Ici, malgré toutes ses imperfections, le Bureau d’audiences publiques sur l’environnement reste une référence tout comme l’Office de consultation publique de Montréal et les conseils de quartier de la Ville de Québec, qui donnent une voix aux citoyens.
« J’oscille entre pessimisme et optimisme », dit Mme Bherer, en posant un regard nuancé sur cette démocratie participative. « Après toutes ces années, nous en sommes encore à l’étape de l’expérimentation. Ça foisonne, mais il y a une certaine confusion en raison du grand nombre de formules. Il faut continuer, a conclu la chercheuse qui, à l’issue de notre rencontre, se rendait au conseil de parents de l’école que fréquente son fils. Des initiatives locales, il y en a des dizaines et des centaines dont les médias n’entendent jamais parler et qui fonctionnent très bien. »

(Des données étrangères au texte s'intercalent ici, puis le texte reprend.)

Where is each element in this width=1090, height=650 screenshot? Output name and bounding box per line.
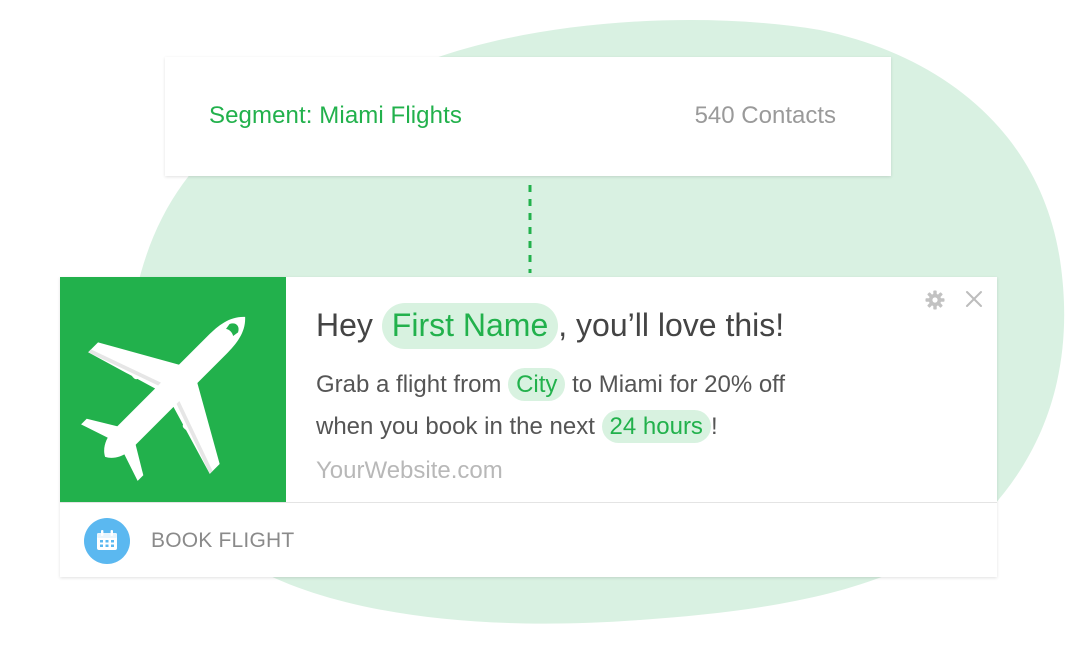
book-flight-button[interactable]: BOOK FLIGHT: [60, 503, 997, 577]
notification-message: Grab a flight from City to Miami for 20%…: [316, 364, 936, 448]
airplane-icon: [81, 316, 246, 481]
message-part-2: to Miami for 20% off: [572, 371, 786, 398]
website-url: YourWebsite.com: [316, 457, 503, 484]
gear-icon[interactable]: [925, 290, 945, 310]
segment-card: Segment: Miami Flights 540 Contacts: [165, 57, 891, 176]
first-name-tag: First Name: [381, 303, 559, 349]
segment-contacts-count: 540 Contacts: [694, 102, 836, 129]
time-tag: 24 hours: [601, 410, 711, 444]
message-part-1: Grab a flight from: [316, 371, 502, 398]
notification-headline: Hey First Name, you’ll love this!: [316, 303, 784, 349]
message-line-1: Grab a flight from City to Miami for 20%…: [316, 364, 936, 406]
dotted-connector: [528, 185, 532, 273]
city-tag: City: [508, 368, 566, 402]
message-part-3: when you book in the next: [316, 413, 595, 440]
calendar-icon: [84, 518, 130, 564]
message-part-4: !: [710, 413, 718, 440]
headline-suffix: , you’ll love this!: [558, 307, 785, 343]
notification-card: Hey First Name, you’ll love this! Grab a…: [60, 277, 997, 577]
close-icon[interactable]: [965, 290, 983, 308]
book-flight-label: BOOK FLIGHT: [151, 529, 295, 552]
notification-icon-tile: [60, 277, 286, 502]
segment-name: Segment: Miami Flights: [209, 102, 462, 129]
message-line-2: when you book in the next 24 hours!: [316, 406, 936, 448]
headline-prefix: Hey: [316, 307, 373, 343]
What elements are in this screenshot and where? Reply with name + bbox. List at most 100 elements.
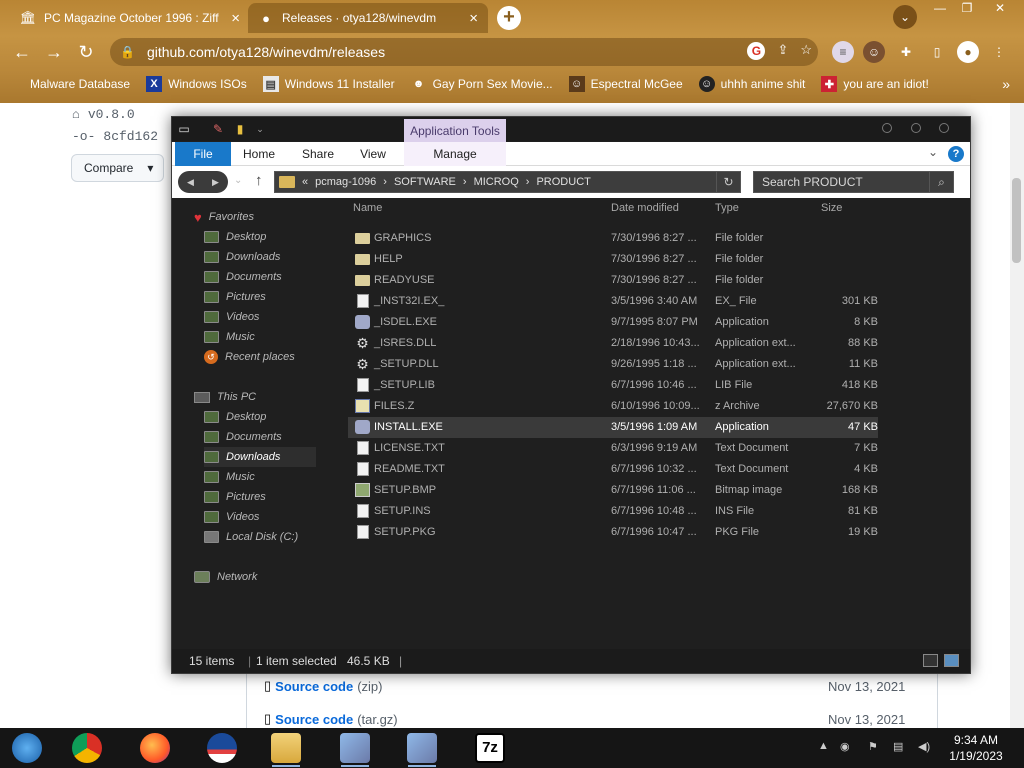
installer-icon[interactable] — [338, 731, 372, 767]
extensions-puzzle-icon[interactable]: ✚ — [895, 41, 917, 63]
asset-name[interactable]: Source code — [275, 712, 353, 727]
more-bookmarks-button[interactable]: » — [994, 76, 1024, 92]
column-header-type[interactable]: Type — [715, 202, 739, 220]
breadcrumb[interactable]: « pcmag-1096 › SOFTWARE › MICROQ › PRODU… — [274, 171, 741, 193]
lock-icon[interactable]: 🔒 — [120, 45, 135, 59]
new-folder-icon[interactable]: ▮ — [232, 121, 248, 137]
file-row[interactable]: GRAPHICS 7/30/1996 8:27 ... File folder — [348, 228, 878, 249]
bookmark-star-icon[interactable]: ☆ — [800, 42, 812, 60]
network-icon[interactable]: ▤ — [893, 740, 903, 753]
nav-favorites[interactable]: ♥ Favorites — [194, 207, 254, 227]
explorer-title-bar[interactable]: ▭ ✎ ▮ ⌄ Application Tools — [172, 117, 970, 143]
nav-pc-pictures[interactable]: Pictures — [204, 487, 266, 507]
google-icon[interactable]: G — [747, 42, 766, 60]
back-arrow-icon[interactable]: ◀ — [187, 177, 194, 188]
tray-app-icon[interactable]: ◉ — [840, 740, 850, 753]
side-panel-icon[interactable]: ▯ — [926, 41, 948, 63]
maximize-button[interactable] — [911, 123, 921, 133]
refresh-icon[interactable]: ↻ — [716, 172, 740, 192]
file-row[interactable]: SETUP.BMP 6/7/1996 11:06 ... Bitmap image 1… — [348, 480, 878, 501]
breadcrumb-item[interactable]: SOFTWARE — [394, 176, 456, 188]
file-row[interactable]: SETUP.INS 6/7/1996 10:48 ... INS File 81 KB — [348, 501, 878, 522]
file-row[interactable]: READYUSE 7/30/1996 8:27 ... File folder — [348, 270, 878, 291]
compare-button[interactable]: Compare ▾ — [71, 154, 164, 182]
asset-row[interactable]: ▯ Source code (zip) Nov 13, 2021 — [264, 676, 905, 696]
file-row[interactable]: FILES.Z 6/10/1996 10:09... z Archive 27,670… — [348, 396, 878, 417]
file-row[interactable]: _INST32I.EX_ 3/5/1996 3:40 AM EX_ File 301 … — [348, 291, 878, 312]
address-bar[interactable]: 🔒 github.com/otya128/winevdm/releases G … — [110, 38, 818, 66]
tab-search-button[interactable]: ⌄ — [893, 5, 917, 29]
chevron-right-icon[interactable]: › — [383, 176, 387, 188]
nav-pc-desktop[interactable]: Desktop — [204, 407, 266, 427]
back-forward-buttons[interactable]: ◀ ▶ — [178, 171, 228, 193]
bookmark-you-are-an-idiot[interactable]: ✚ you are an idiot! — [813, 76, 936, 92]
breadcrumb-item[interactable]: pcmag-1096 — [315, 176, 376, 188]
nav-pc-music[interactable]: Music — [204, 467, 255, 487]
reload-button[interactable]: ↻ — [74, 41, 98, 65]
nav-pc-documents[interactable]: Documents — [204, 427, 282, 447]
up-arrow-icon[interactable]: ↑ — [255, 172, 263, 189]
nav-network[interactable]: Network — [194, 567, 257, 587]
file-row[interactable]: _SETUP.LIB 6/7/1996 10:46 ... LIB File 418 … — [348, 375, 878, 396]
profile-avatar-icon[interactable]: ● — [957, 41, 979, 63]
close-icon[interactable]: × — [231, 10, 240, 27]
details-view-icon[interactable] — [923, 654, 938, 667]
7zip-icon[interactable]: 7z — [473, 731, 507, 765]
tab-manage[interactable]: Manage — [404, 142, 506, 166]
bookmark-espectral-mcgee[interactable]: ☺ Espectral McGee — [561, 76, 691, 92]
large-icons-view-icon[interactable] — [944, 654, 959, 667]
properties-icon[interactable]: ✎ — [210, 121, 226, 137]
extension-flag-icon[interactable]: ≡ — [832, 41, 854, 63]
obama-icon[interactable] — [205, 731, 239, 765]
breadcrumb-item[interactable]: PRODUCT — [536, 176, 590, 188]
nav-fav-downloads[interactable]: Downloads — [204, 247, 280, 267]
file-row[interactable]: README.TXT 6/7/1996 10:32 ... Text Documen… — [348, 459, 878, 480]
nav-fav-recent-places[interactable]: ↺ Recent places — [204, 347, 295, 367]
customize-qa-icon[interactable]: ⌄ — [252, 121, 268, 137]
column-header-date[interactable]: Date modified — [611, 202, 679, 220]
file-row[interactable]: INSTALL.EXE 3/5/1996 1:09 AM Application 47… — [348, 417, 878, 438]
column-header-size[interactable]: Size — [821, 202, 842, 220]
application-tools-tab[interactable]: Application Tools — [404, 119, 506, 143]
file-row[interactable]: LICENSE.TXT 6/3/1996 9:19 AM Text Document… — [348, 438, 878, 459]
firefox-icon[interactable] — [138, 731, 172, 765]
menu-dots-icon[interactable]: ⋮ — [988, 41, 1010, 63]
nav-pc-videos[interactable]: Videos — [204, 507, 259, 527]
nav-fav-documents[interactable]: Documents — [204, 267, 282, 287]
back-button[interactable]: ← — [10, 41, 34, 65]
extension-avatar-icon[interactable]: ☺ — [863, 41, 885, 63]
restore-button[interactable]: ❐ — [952, 0, 982, 18]
breadcrumb-overflow[interactable]: « — [302, 176, 308, 188]
scroll-thumb[interactable] — [1012, 178, 1021, 263]
file-row[interactable]: ⚙ _ISRES.DLL 2/18/1996 10:43... Application… — [348, 333, 878, 354]
nav-fav-videos[interactable]: Videos — [204, 307, 259, 327]
action-center-flag-icon[interactable]: ⚑ — [868, 740, 878, 753]
share-icon[interactable]: ⇪ — [777, 42, 788, 60]
nav-this-pc[interactable]: This PC — [194, 387, 256, 407]
bookmark-anime[interactable]: ☺ uhhh anime shit — [691, 76, 814, 92]
asset-name[interactable]: Source code — [275, 679, 353, 694]
asset-row[interactable]: ▯ Source code (tar.gz) Nov 13, 2021 — [264, 709, 905, 729]
nav-fav-desktop[interactable]: Desktop — [204, 227, 266, 247]
show-hidden-icons[interactable]: ▲ — [818, 740, 829, 752]
tab-file[interactable]: File — [175, 142, 231, 166]
new-tab-button[interactable]: + — [497, 6, 521, 30]
tab-view[interactable]: View — [354, 142, 392, 166]
chevron-right-icon[interactable]: › — [463, 176, 467, 188]
forward-arrow-icon[interactable]: ▶ — [212, 177, 219, 188]
nav-pc-downloads[interactable]: Downloads — [204, 447, 316, 467]
clock[interactable]: 9:34 AM 1/19/2023 — [944, 732, 1008, 764]
help-icon[interactable]: ? — [948, 146, 964, 162]
file-row[interactable]: HELP 7/30/1996 8:27 ... File folder — [348, 249, 878, 270]
column-header-name[interactable]: Name — [353, 202, 382, 220]
tab-releases[interactable]: ● Releases · otya128/winevdm × — [248, 3, 488, 33]
volume-icon[interactable]: ◀) — [918, 740, 930, 753]
bookmark-gay-porn[interactable]: ☻ Gay Porn Sex Movie... — [403, 76, 561, 92]
close-window-button[interactable]: ✕ — [985, 0, 1015, 18]
file-row[interactable]: SETUP.PKG 6/7/1996 10:47 ... PKG File 19 KB — [348, 522, 878, 543]
installer-icon[interactable] — [405, 731, 439, 767]
start-orb-icon[interactable] — [10, 731, 44, 765]
search-icon[interactable]: ⌕ — [929, 172, 953, 192]
expand-ribbon-icon[interactable]: ⌄ — [928, 145, 938, 159]
file-row[interactable]: ⚙ _SETUP.DLL 9/26/1995 1:18 ... Application… — [348, 354, 878, 375]
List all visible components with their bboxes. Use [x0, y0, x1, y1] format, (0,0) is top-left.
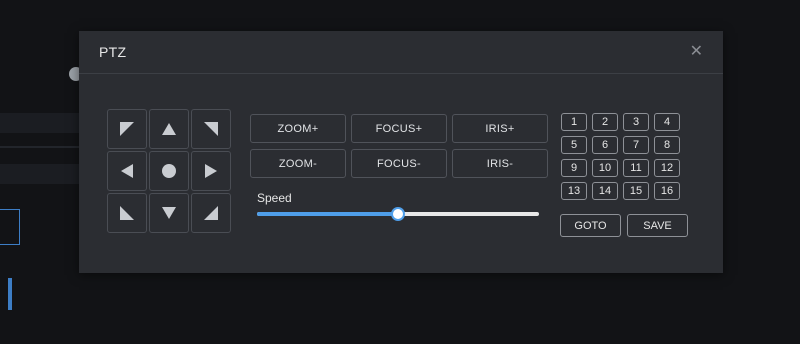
iris-open-button[interactable]: IRIS+ [452, 114, 548, 143]
zoom-in-button[interactable]: ZOOM+ [250, 114, 346, 143]
preset-button[interactable]: 3 [623, 113, 649, 131]
arrow-up-left-icon [119, 121, 135, 137]
background-row [0, 164, 80, 184]
pan-right-button[interactable] [191, 151, 231, 191]
tilt-down-button[interactable] [149, 193, 189, 233]
preset-actions: GOTO SAVE [560, 214, 688, 237]
speed-slider[interactable] [257, 207, 539, 221]
speed-label: Speed [257, 191, 292, 205]
zoom-out-button[interactable]: ZOOM- [250, 149, 346, 178]
preset-button[interactable]: 13 [561, 182, 587, 200]
preset-grid: 1 2 3 4 5 6 7 8 9 10 11 12 13 14 15 16 [561, 113, 680, 200]
arrow-left-icon [119, 163, 135, 179]
preset-button[interactable]: 10 [592, 159, 618, 177]
pan-up-left-button[interactable] [107, 109, 147, 149]
pan-down-left-button[interactable] [107, 193, 147, 233]
dialog-header: PTZ ✕ [79, 31, 723, 74]
slider-fill [257, 212, 398, 216]
preset-button[interactable]: 11 [623, 159, 649, 177]
preset-button[interactable]: 15 [623, 182, 649, 200]
arrow-up-right-icon [203, 121, 219, 137]
arrow-down-icon [161, 205, 177, 221]
preset-button[interactable]: 6 [592, 136, 618, 154]
preset-button[interactable]: 7 [623, 136, 649, 154]
pan-left-button[interactable] [107, 151, 147, 191]
preset-button[interactable]: 16 [654, 182, 680, 200]
preset-button[interactable]: 1 [561, 113, 587, 131]
dialog-title: PTZ [99, 44, 127, 60]
arrow-right-icon [203, 163, 219, 179]
preset-button[interactable]: 2 [592, 113, 618, 131]
direction-pad [107, 109, 231, 233]
preset-button[interactable]: 9 [561, 159, 587, 177]
lens-controls: ZOOM+ FOCUS+ IRIS+ ZOOM- FOCUS- IRIS- [250, 114, 548, 178]
circle-icon [161, 163, 177, 179]
background-panel [0, 209, 20, 245]
save-button[interactable]: SAVE [627, 214, 688, 237]
slider-thumb[interactable] [391, 207, 405, 221]
preset-button[interactable]: 4 [654, 113, 680, 131]
preset-button[interactable]: 14 [592, 182, 618, 200]
pan-down-right-button[interactable] [191, 193, 231, 233]
background-divider [0, 146, 80, 148]
iris-close-button[interactable]: IRIS- [452, 149, 548, 178]
preset-button[interactable]: 12 [654, 159, 680, 177]
background-accent-bar [8, 278, 12, 310]
tilt-up-button[interactable] [149, 109, 189, 149]
focus-near-button[interactable]: FOCUS+ [351, 114, 447, 143]
pan-up-right-button[interactable] [191, 109, 231, 149]
focus-far-button[interactable]: FOCUS- [351, 149, 447, 178]
close-icon[interactable]: ✕ [690, 44, 703, 60]
arrow-up-icon [161, 121, 177, 137]
preset-button[interactable]: 8 [654, 136, 680, 154]
arrow-down-left-icon [119, 205, 135, 221]
ptz-dialog: PTZ ✕ ZOOM+ FOCUS+ IRIS+ ZOOM- FOCUS- IRIS- S… [79, 31, 723, 273]
arrow-down-right-icon [203, 205, 219, 221]
goto-button[interactable]: GOTO [560, 214, 621, 237]
preset-button[interactable]: 5 [561, 136, 587, 154]
home-button[interactable] [149, 151, 189, 191]
background-row [0, 113, 80, 133]
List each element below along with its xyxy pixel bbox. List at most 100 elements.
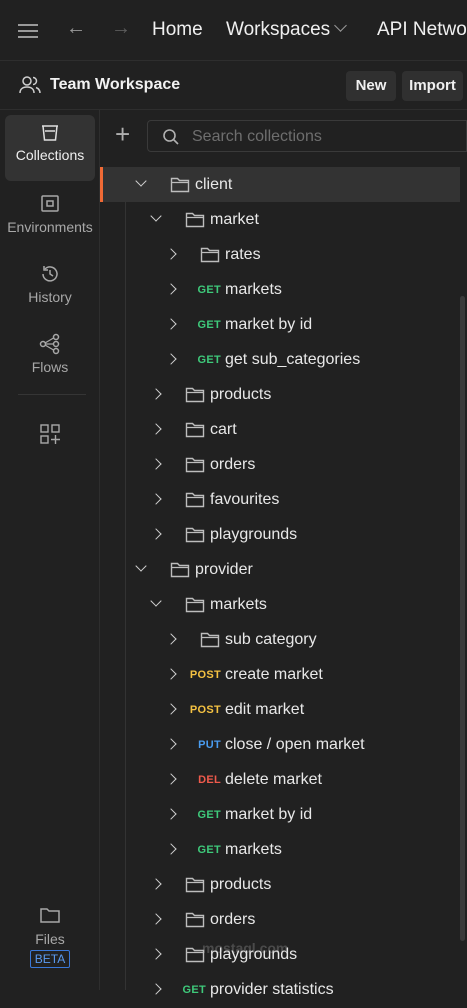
tree-folder-row[interactable]: playgrounds: [100, 517, 460, 552]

La démocratie reste le grand idéal
Partout sur la planète, la démocratie est le grand idéal de société, celui qui fait rêver, pour lequel on est prêt à mourir s’il le faut. Projet toujours à revoir, à reprendre, à défendre, de Hong Kong à la Tunisie.
En fait, s’il est une leçon que les populations de nombreux pays nous ont donnée ces dernières années, c’est bien que la démocratie s’acquiert de haute lutte, elle ne se donne pas. Et que, laissée à elle-même, abandonnée, elle s’étiole. Ceux qui, comme nous, ont le privilège de vivre en démocratie ont la responsabilité de la défendre et de la faire grandir entre deux élections, jugent les universitaires rencontrés.